The market for Sharia-compliant pension funds may be as much as US$190 billion.
Demand for Sharia pension funds set to soar
Global demand for Sharia-compliant pension funds could be as high as US$190 billion, a new report says.
Islamic banking customers in countries such as the UAE and Saudi Arabia are increasingly turning their attention to their retirement plans, the report from EY’s Global Islamic Banking Center said.
Much of this capital is currently parked in conventional pension plans due to a lack of viable options. However, the growth and development in recent years of Sharia-compliant capital markets presents a new opportunity for pension funds, said Ashar Nazim, a global Islamic banking partner at EY.
“With the maturity of the sukuk market and Sharia-compliant equity indexes, as well as technology available to screen conventional indexes to carve out Islamic sub-indexes, there appears to be sufficient assets available for many … pension funds to take the first step towards Sharia-compliant propositions,” he said.
The level of outstanding global sukuk stood at $275.2bn at the end of August, according to figures from Malaysia’s finance ministry.
Sukuk issuance is expected to exceed $100bn this year, Standard & Poor’s said.
Demand for such Sharia-compliant retirement offerings was particularly high in fast-growing emerging markets, including the UAE, Malaysia and Saudi Arabia, said EY.
“There is a clear preference by individuals in these markets to manage their financial affairs in a Sharia-compliant manner. This segment represents anywhere between 10 and 70 per cent of the overall market,” said Mr Nazim.
Such demand provided opportunities for financial institutions to diversify products and strengthen fee income, he added.
However, the relatively small size of the global Sharia-compliant asset management industry means that the growth of Sharia retirement funds was likely to be “a gradual evolution,” said EY.

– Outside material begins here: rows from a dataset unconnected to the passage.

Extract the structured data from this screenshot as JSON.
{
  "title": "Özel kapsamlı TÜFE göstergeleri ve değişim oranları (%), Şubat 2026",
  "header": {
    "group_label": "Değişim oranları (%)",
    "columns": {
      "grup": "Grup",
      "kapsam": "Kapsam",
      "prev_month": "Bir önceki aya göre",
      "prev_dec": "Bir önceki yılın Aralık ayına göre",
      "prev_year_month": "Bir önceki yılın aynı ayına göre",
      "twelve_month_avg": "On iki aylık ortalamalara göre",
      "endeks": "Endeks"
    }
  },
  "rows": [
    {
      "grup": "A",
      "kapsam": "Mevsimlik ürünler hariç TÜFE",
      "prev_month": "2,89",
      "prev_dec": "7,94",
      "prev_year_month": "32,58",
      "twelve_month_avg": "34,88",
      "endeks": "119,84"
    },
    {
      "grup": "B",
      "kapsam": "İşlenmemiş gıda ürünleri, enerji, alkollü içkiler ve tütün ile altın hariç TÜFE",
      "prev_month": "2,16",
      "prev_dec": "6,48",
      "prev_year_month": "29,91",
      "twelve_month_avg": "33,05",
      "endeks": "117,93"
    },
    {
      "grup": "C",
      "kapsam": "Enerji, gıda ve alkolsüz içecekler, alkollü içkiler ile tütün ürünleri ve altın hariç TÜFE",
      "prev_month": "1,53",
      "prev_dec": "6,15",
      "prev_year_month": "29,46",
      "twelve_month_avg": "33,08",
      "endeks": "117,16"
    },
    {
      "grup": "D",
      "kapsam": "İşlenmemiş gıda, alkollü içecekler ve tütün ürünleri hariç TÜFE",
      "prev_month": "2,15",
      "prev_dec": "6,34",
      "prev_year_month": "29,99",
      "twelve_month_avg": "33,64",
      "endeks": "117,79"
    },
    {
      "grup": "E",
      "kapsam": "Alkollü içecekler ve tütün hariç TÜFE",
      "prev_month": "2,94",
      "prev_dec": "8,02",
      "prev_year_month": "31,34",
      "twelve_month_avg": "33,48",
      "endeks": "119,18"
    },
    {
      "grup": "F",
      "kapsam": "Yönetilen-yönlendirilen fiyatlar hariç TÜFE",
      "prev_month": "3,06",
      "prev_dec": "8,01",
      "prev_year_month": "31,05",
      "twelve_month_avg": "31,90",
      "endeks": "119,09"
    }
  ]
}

The most practical way to offer such plans was to partially transform existing pension funds, carving out Sharia-compliant tranches, rather than starting from scratch.
“This carving out further involves the valuation of pension funds’ assets as of the date of transformation, which in turn may have legal, financial and tax implications,” said Mr Nazim.
Key considerations for fund managers considering Sharia-compliant offerings include whether to allow existing members to transfer their existing balance to a new Islamic offering, or to only allow future contributions to be added to the offering, according to EY.